The boy fidgeted, looked up in his sister's face to see what expression it bore, buried his head again, and said:
"Ju! he is rightly called Cruel. I hate him, and so do you, don't you, Ju? I have put the arsenic into his oatmeal, and we will get rid of him and be free and go away. It will be jolly."
"Jamie!" with a cry of horror.
"He won't whip me and scold you any more."
"Jamie! Oh, my Lord, have pity on him! have pity on us!"
She clasped her hands to her head, rushed from the room, and flew down the stairs.
But ten minutes before that Judith had given Coppinger his bowl of porridge. He had risen late that morning. He was better, he said, and he looked more himself than the preceding day. He was now seated at the table in the hall, and had poured the fresh milk into the bowl, had dipped the spoon, put some of the porridge to his mouth, tasted, and was looking curiously into the spoon, when the door was flung open, Judith entered, and without a word of explanation, caught the bowl from him and dashed it on the floor.
Coppinger looked at her with his boring, dark eyes intently, and said: "What is the meaning of this?"
"It is poisoned."
Judith was breathless. She drew back relieved at having cast away the fatal mess.
Coppinger rose to his feet, and glared at her across the table, leaning- with his knuckles on the board. He did not speak for a moment, his face became livid, and his hands resting on the table shook as though he were shivering in an ague.
"There is arsenic in the porridge," gasped Judith.
She had not time to weigh what she should say, how explain her conduct; but one thought had held her to save Coppinger's life while there was yet time.
The Captain's dog that had been lying at his master's feet rose, went to the spilt porridge, and began to lap the milk and devour the paste. Neither Judith nor Coppinger regarded him.
"It was an accident," faltered Judith.
"You lie," said Coppinger, in thrilling tones, "you lie, you murderess! You sought to kill me."

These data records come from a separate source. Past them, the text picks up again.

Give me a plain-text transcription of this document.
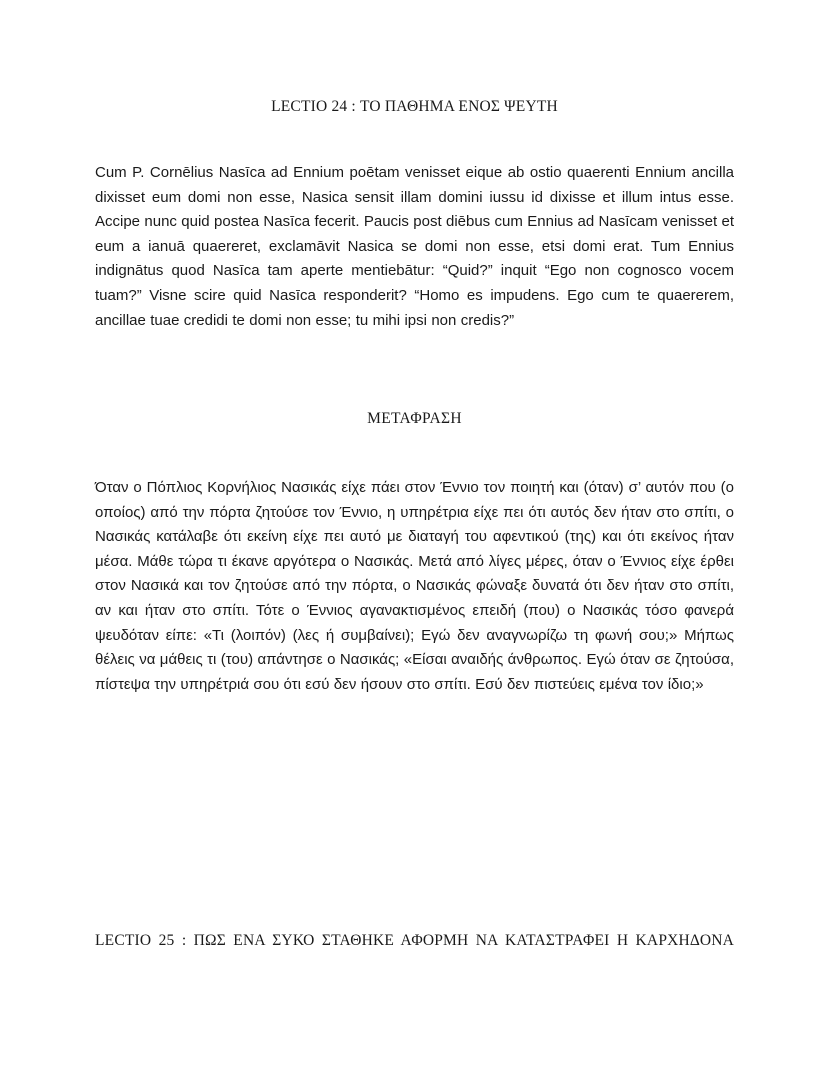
LECTIO 24 : ΤΟ ΠΑΘΗΜΑ ΕΝΟΣ ΨΕΥΤΗ

Cum P. Cornēlius Nasīca ad Ennium poētam venisset eique ab ostio quaerenti Ennium ancilla dixisset eum domi non esse, Nasica sensit illam domini iussu id dixisse et illum intus esse. Accipe nunc quid postea Nasīca fecerit. Paucis post diēbus cum Ennius ad Nasīcam venisset et eum a ianuā quaereret, exclamāvit Nasica se domi non esse, etsi domi erat. Tum Ennius indignātus quod Nasīca tam aperte mentiebātur: “Quid?” inquit “Ego non cognosco vocem tuam?” Visne scire quid Nasīca responderit? “Homo es impudens. Ego cum te quaererem, ancillae tuae credidi te domi non esse; tu mihi ipsi non credis?”

ΜΕΤΑΦΡΑΣΗ

Όταν ο Πόπλιος Κορνήλιος Νασικάς είχε πάει στον Έννιο τον ποιητή και (όταν) σ’ αυτόν που (ο οποίος) από την πόρτα ζητούσε τον Έννιο, η υπηρέτρια είχε πει ότι αυτός δεν ήταν στο σπίτι, ο Νασικάς κατάλαβε ότι εκείνη είχε πει αυτό με διαταγή του αφεντικού (της) και ότι εκείνος ήταν μέσα. Μάθε τώρα τι έκανε αργότερα ο Νασικάς. Μετά από λίγες μέρες, όταν ο Έννιος είχε έρθει στον Νασικά και τον ζητούσε από την πόρτα, ο Νασικάς φώναξε δυνατά ότι δεν ήταν στο σπίτι, αν και ήταν στο σπίτι. Τότε ο Έννιος αγανακτισμένος επειδή (που) ο Νασικάς τόσο φανερά ψευδόταν είπε: «Τι (λοιπόν) (λες ή συμβαίνει); Εγώ δεν αναγνωρίζω τη φωνή σου;» Μήπως θέλεις να μάθεις τι (του) απάντησε ο Νασικάς; «Είσαι αναιδής άνθρωπος. Εγώ όταν σε ζητούσα, πίστεψα την υπηρέτριά σου ότι εσύ δεν ήσουν στο σπίτι. Εσύ δεν πιστεύεις εμένα τον ίδιο;»

LECTIO 25 : ΠΩΣ ΕΝΑ ΣΥΚΟ ΣΤΑΘΗΚΕ ΑΦΟΡΜΗ ΝΑ ΚΑΤΑΣΤΡΑΦΕΙ Η ΚΑΡΧΗΔΟΝΑ
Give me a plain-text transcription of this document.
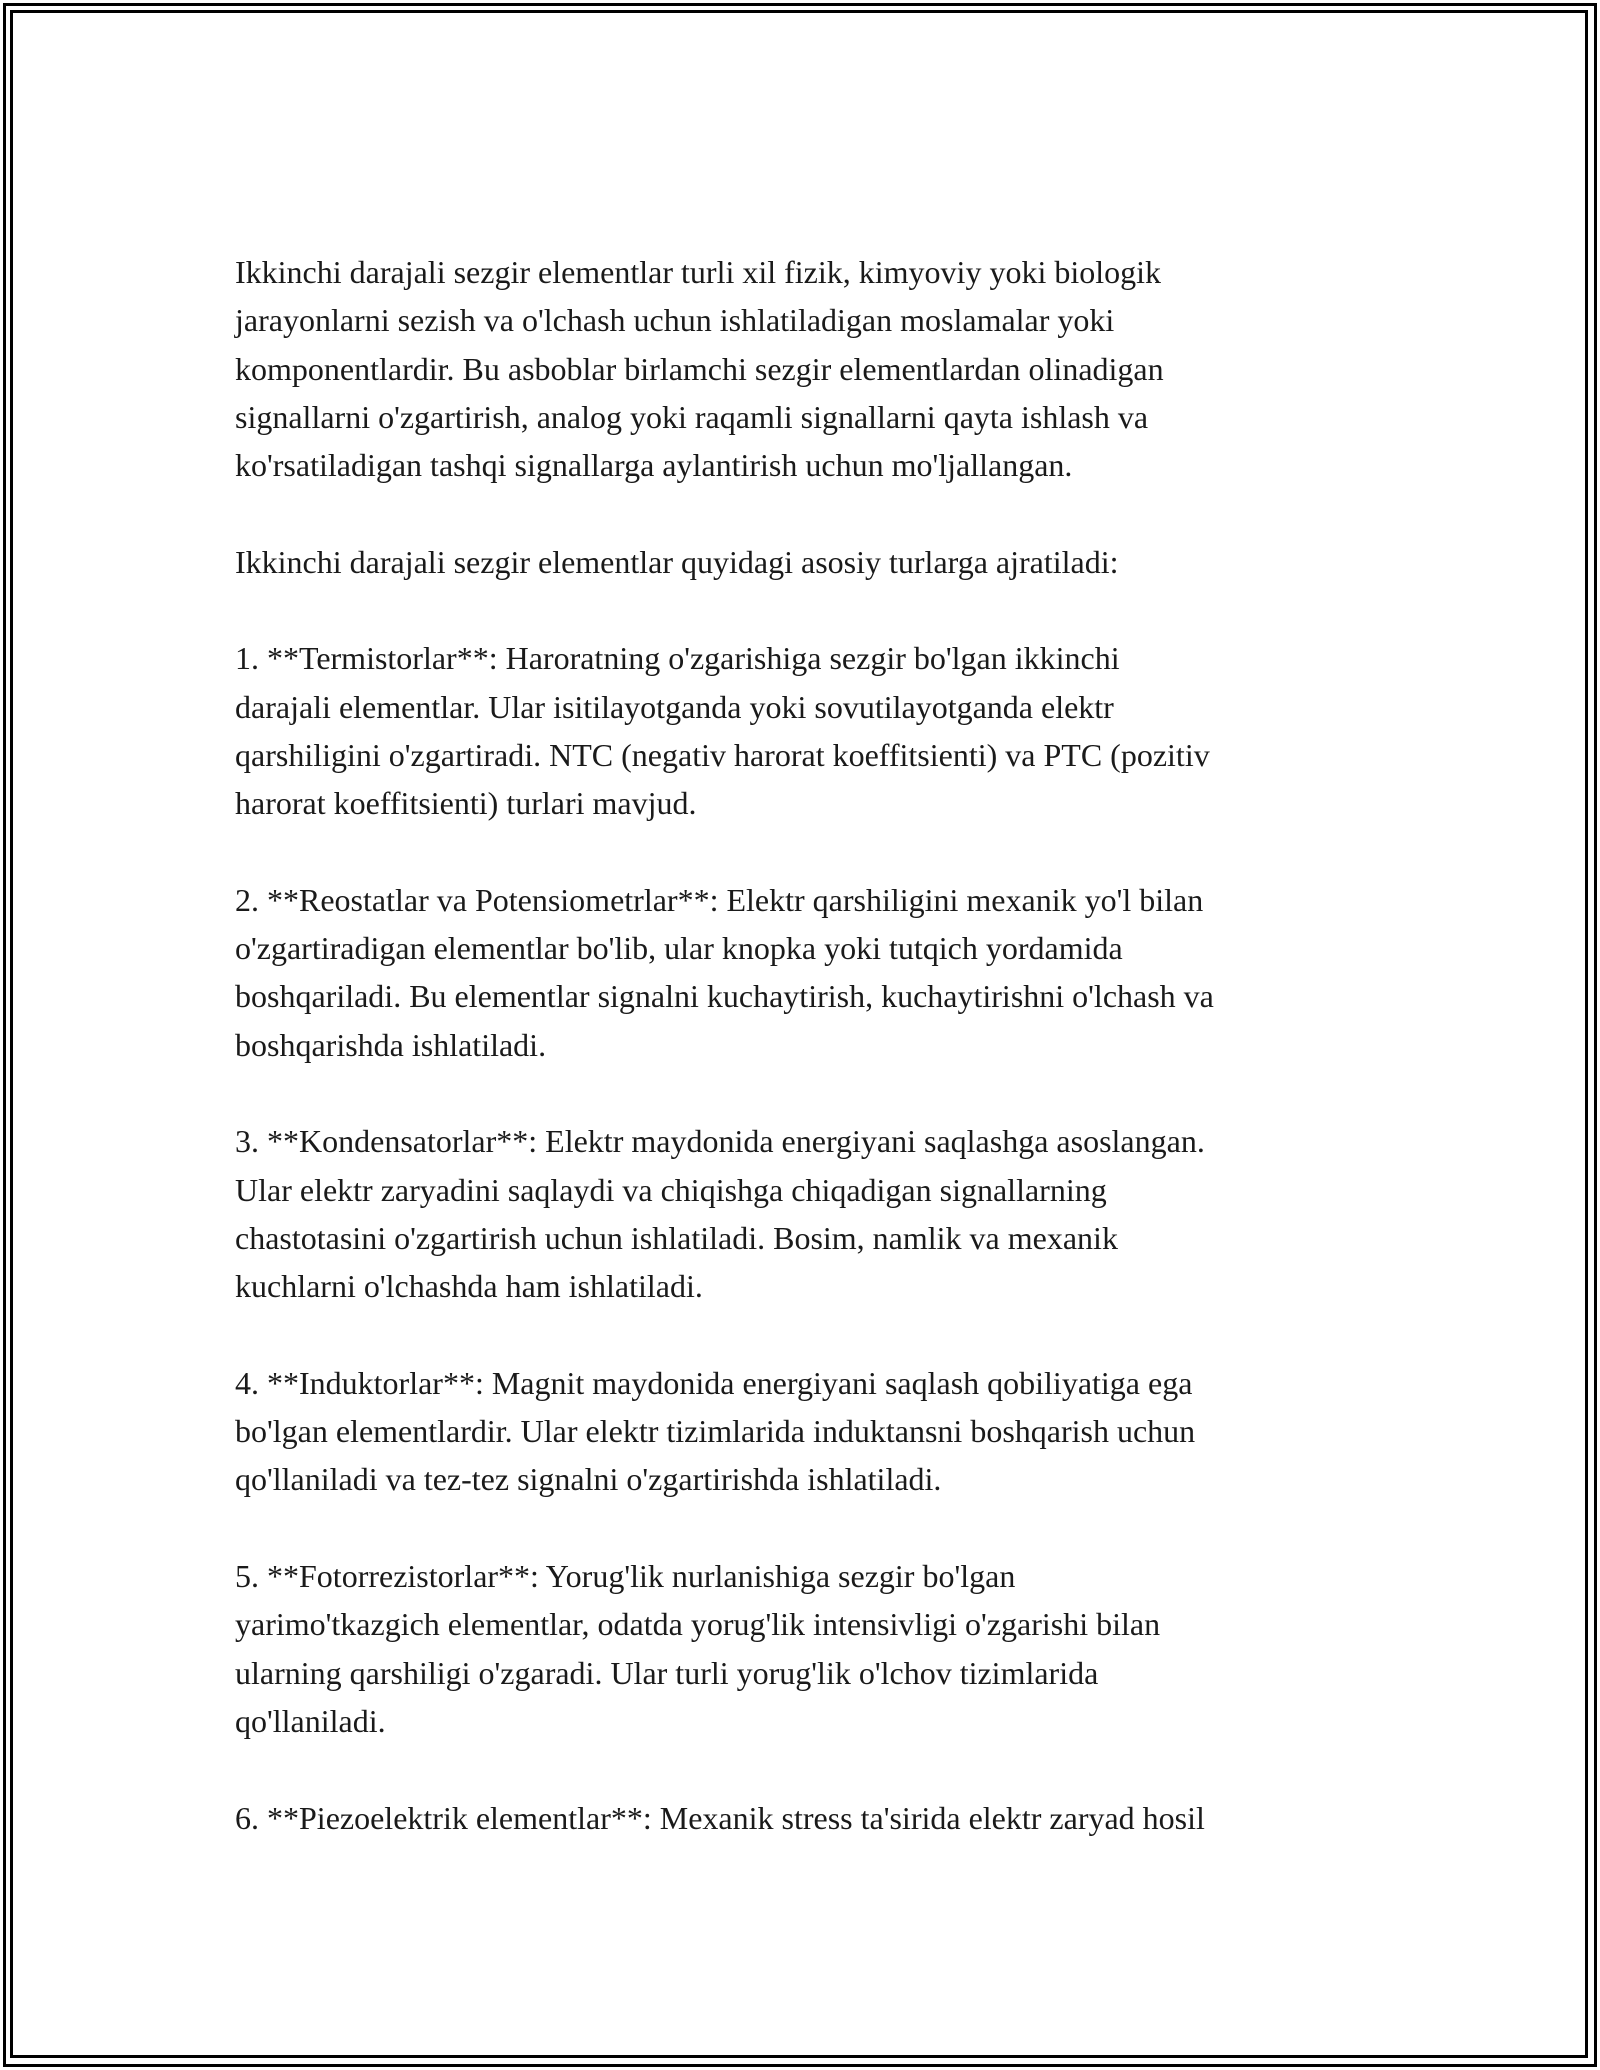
Ikkinchi darajali sezgir elementlar turli xil fizik, kimyoviy yoki biologik
jarayonlarni sezish va o'lchash uchun ishlatiladigan moslamalar yoki
komponentlardir. Bu asboblar birlamchi sezgir elementlardan olinadigan
signallarni o'zgartirish, analog yoki raqamli signallarni qayta ishlash va
ko'rsatiladigan tashqi signallarga aylantirish uchun mo'ljallangan.

Ikkinchi darajali sezgir elementlar quyidagi asosiy turlarga ajratiladi:

1. **Termistorlar**: Haroratning o'zgarishiga sezgir bo'lgan ikkinchi
darajali elementlar. Ular isitilayotganda yoki sovutilayotganda elektr
qarshiligini o'zgartiradi. NTC (negativ harorat koeffitsienti) va PTC (pozitiv
harorat koeffitsienti) turlari mavjud.

2. **Reostatlar va Potensiometrlar**: Elektr qarshiligini mexanik yo'l bilan
o'zgartiradigan elementlar bo'lib, ular knopka yoki tutqich yordamida
boshqariladi. Bu elementlar signalni kuchaytirish, kuchaytirishni o'lchash va
boshqarishda ishlatiladi.

3. **Kondensatorlar**: Elektr maydonida energiyani saqlashga asoslangan.
Ular elektr zaryadini saqlaydi va chiqishga chiqadigan signallarning
chastotasini o'zgartirish uchun ishlatiladi. Bosim, namlik va mexanik
kuchlarni o'lchashda ham ishlatiladi.

4. **Induktorlar**: Magnit maydonida energiyani saqlash qobiliyatiga ega
bo'lgan elementlardir. Ular elektr tizimlarida induktansni boshqarish uchun
qo'llaniladi va tez-tez signalni o'zgartirishda ishlatiladi.

5. **Fotorrezistorlar**: Yorug'lik nurlanishiga sezgir bo'lgan
yarimo'tkazgich elementlar, odatda yorug'lik intensivligi o'zgarishi bilan
ularning qarshiligi o'zgaradi. Ular turli yorug'lik o'lchov tizimlarida
qo'llaniladi.

6. **Piezoelektrik elementlar**: Mexanik stress ta'sirida elektr zaryad hosil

Judith did not answer for a moment. She also was trembling. She had to resolve what course to pursue. She could not, she would not, betray her brother, and subject him to the worst brutality of treatment from the infuriated man whose life he had sought.
It were better for her to take the blame on herself.
"I made the porridge—I and no one else."
"You told me so, yesterday." He maintained his composure marvellously, but he was stunned by the sudden discovery of treachery in the woman he had loved and worshipped.
"You maddened me by your treatment, but I did not desire that you should die. I repented and have saved your life."
As Judith spoke she felt as though the flesh of her face stiffened, and the skin became as parchment. She could hardly open her mouth to speak and stir her tongue.
"Go!" said Coppinger, pointing to the door. "Go, you and your brother. Othello cottage is empty. Go, murderess, poisoner of your husband, there and wait till you hear from me. Under one roof, to eat off one board, is henceforth impossible. Go!" he remained pointing, and a sulphurous fire flickered in his eyes.
Then the hound began to howl, threw itself down, its limbs were contracted, it foamed at the mouth, and howled again.
To the howlings of the poisoned and dying dog Judith and Jamie left Pentyre.